Limitations & Future Work

  • Concept growth depends on the capabilities of the underlying MLLM (e.g., GPT-5); if the MLLM itself is insensitive to a novel manipulation strategy, it may fail to generate effective concepts.
  • Growth in the number of concepts may increase inference overhead, necessitating periodic pruning of inactive concepts.
  • Validation is limited to image-text pairs; temporal reasoning for video misinformation is not addressed.
  • The paper's classification under the robotics area appears inaccurate; it more appropriately belongs to the multimodal / trustworthy AI domain.
  • vs.
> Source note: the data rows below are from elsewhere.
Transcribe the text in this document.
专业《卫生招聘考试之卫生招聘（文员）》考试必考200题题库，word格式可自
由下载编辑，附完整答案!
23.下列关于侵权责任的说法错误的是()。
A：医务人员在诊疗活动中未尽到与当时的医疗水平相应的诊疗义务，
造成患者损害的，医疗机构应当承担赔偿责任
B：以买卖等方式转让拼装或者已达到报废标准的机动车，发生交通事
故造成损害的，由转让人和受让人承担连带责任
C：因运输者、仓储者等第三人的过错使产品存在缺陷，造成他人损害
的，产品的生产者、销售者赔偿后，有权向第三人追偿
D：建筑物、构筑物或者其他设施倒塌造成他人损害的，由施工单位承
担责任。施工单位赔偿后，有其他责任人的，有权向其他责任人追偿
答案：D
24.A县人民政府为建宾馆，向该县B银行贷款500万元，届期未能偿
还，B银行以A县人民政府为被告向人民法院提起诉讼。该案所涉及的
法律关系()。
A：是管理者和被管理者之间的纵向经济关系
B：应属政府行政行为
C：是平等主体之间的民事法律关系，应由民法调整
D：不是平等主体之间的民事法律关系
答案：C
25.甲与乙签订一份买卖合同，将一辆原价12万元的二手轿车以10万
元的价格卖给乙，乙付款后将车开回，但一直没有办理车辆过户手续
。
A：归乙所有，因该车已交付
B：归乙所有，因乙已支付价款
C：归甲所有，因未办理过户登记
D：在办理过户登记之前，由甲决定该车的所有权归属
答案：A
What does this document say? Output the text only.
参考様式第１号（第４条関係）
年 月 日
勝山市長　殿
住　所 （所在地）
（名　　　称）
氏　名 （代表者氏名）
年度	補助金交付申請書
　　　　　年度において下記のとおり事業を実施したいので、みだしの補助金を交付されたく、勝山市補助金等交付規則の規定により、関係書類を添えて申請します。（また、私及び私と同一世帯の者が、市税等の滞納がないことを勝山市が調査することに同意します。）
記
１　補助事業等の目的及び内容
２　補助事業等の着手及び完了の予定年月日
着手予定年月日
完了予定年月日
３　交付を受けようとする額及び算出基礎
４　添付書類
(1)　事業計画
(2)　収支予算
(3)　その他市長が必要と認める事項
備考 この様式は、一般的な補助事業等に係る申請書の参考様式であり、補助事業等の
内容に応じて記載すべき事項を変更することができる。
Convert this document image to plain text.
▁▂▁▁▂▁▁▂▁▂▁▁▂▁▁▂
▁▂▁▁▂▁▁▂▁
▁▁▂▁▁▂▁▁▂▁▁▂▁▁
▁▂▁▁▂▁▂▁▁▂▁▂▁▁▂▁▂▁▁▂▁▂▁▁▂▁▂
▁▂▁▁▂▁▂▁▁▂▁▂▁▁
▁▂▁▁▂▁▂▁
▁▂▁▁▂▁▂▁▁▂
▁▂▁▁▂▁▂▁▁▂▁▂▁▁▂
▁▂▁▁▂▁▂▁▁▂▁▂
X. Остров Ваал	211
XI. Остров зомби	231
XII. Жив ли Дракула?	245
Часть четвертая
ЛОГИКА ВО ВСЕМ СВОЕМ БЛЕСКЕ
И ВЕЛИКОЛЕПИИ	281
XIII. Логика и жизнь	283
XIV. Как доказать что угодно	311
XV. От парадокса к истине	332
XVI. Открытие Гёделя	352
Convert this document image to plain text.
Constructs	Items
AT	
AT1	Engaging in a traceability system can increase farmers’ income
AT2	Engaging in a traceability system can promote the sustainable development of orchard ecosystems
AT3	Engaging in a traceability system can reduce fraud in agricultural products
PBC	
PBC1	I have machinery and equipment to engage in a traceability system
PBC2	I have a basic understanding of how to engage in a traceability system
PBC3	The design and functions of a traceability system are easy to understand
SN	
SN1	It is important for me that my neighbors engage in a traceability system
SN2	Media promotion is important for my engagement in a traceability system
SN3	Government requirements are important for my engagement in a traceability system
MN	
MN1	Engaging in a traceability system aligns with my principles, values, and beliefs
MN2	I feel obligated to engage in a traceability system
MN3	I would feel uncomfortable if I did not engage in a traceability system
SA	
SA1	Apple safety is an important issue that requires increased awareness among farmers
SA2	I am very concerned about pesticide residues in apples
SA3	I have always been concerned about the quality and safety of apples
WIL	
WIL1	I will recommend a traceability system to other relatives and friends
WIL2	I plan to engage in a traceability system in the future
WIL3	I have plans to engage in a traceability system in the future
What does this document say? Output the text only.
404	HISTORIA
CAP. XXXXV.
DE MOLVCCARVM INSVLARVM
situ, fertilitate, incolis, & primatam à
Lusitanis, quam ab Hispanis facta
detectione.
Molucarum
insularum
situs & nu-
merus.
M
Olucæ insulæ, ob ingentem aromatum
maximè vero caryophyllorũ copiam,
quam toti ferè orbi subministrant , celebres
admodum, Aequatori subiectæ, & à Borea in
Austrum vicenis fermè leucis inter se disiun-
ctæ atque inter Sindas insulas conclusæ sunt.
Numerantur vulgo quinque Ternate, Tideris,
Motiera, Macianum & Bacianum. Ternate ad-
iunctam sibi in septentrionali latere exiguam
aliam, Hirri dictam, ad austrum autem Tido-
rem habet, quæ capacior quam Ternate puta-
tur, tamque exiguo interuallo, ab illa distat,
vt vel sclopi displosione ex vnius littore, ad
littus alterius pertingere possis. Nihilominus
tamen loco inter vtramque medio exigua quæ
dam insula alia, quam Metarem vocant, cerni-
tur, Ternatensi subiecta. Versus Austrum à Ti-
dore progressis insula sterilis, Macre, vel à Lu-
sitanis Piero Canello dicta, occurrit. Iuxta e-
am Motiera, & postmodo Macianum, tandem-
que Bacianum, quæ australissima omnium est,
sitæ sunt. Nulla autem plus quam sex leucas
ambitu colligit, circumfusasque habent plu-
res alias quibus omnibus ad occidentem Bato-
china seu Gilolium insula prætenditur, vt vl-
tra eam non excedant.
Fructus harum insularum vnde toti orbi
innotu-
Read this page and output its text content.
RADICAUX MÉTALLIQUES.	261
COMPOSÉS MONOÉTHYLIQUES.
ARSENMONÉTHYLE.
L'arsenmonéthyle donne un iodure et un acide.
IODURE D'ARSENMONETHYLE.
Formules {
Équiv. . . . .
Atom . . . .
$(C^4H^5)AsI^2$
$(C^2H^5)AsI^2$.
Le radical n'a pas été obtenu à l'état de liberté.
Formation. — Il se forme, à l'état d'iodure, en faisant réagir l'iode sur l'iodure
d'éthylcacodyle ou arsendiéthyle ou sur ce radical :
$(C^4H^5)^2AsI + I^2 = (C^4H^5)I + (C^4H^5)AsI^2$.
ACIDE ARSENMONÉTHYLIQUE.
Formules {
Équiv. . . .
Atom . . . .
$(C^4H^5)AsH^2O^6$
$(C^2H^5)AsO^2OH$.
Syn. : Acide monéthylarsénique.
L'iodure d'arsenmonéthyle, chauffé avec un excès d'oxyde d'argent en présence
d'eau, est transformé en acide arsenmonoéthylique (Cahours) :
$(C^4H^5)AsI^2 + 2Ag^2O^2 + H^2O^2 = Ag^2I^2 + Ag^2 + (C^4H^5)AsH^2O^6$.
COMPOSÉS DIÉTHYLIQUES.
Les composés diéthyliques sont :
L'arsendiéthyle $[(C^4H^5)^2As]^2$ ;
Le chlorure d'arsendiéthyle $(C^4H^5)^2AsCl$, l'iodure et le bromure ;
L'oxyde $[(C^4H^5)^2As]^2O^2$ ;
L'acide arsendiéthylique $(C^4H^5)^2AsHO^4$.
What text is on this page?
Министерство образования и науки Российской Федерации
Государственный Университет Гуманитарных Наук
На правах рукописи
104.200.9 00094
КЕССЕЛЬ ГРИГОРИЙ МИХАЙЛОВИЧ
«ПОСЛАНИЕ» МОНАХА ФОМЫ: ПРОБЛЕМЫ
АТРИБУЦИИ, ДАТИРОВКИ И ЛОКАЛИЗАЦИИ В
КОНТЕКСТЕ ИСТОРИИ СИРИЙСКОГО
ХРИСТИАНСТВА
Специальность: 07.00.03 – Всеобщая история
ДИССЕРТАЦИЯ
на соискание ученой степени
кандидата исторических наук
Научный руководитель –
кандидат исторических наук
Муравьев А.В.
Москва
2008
Concept Bottleneck Models (CBMs): CBMs employ a fixed, flat concept space, limiting scalability to complex reasoning tasks. PCGR addresses both limitations through a hierarchical DAG and automatic concept growth.
  • vs. Graph-of-Thought (GoT): GoT realizes graph-structured reasoning in LLMs via prompting but relies on external prompts. PCGR directly embeds the probabilistic concept graph into model parameters, requiring no external prompting.
  • vs. HAMMER/MGCA: HAMMER and MGCA are the strongest existing MMD-specific models, yet still rely on end-to-end feature fusion. PCGR introduces an explicit concept layer that provides additional reasoning structure.

Rating

  • Novelty: ⭐⭐⭐⭐⭐ Reformulating MMD as probabilistic concept graph reasoning is a highly original framework design; the automatic concept growth mechanism is equally novel.
  • Experimental Thoroughness: ⭐⭐⭐⭐ Three datasets, comparison against 13 baselines, detailed ablation and case studies, though inference efficiency analysis is lacking.
  • Writing Quality: ⭐⭐⭐⭐ The framework is described clearly with high-quality figures, though the method section is notation-heavy.
  • Value: ⭐⭐⭐⭐ Practically valuable for trustworthy AI and misinformation detection; interpretability is a strong selling point.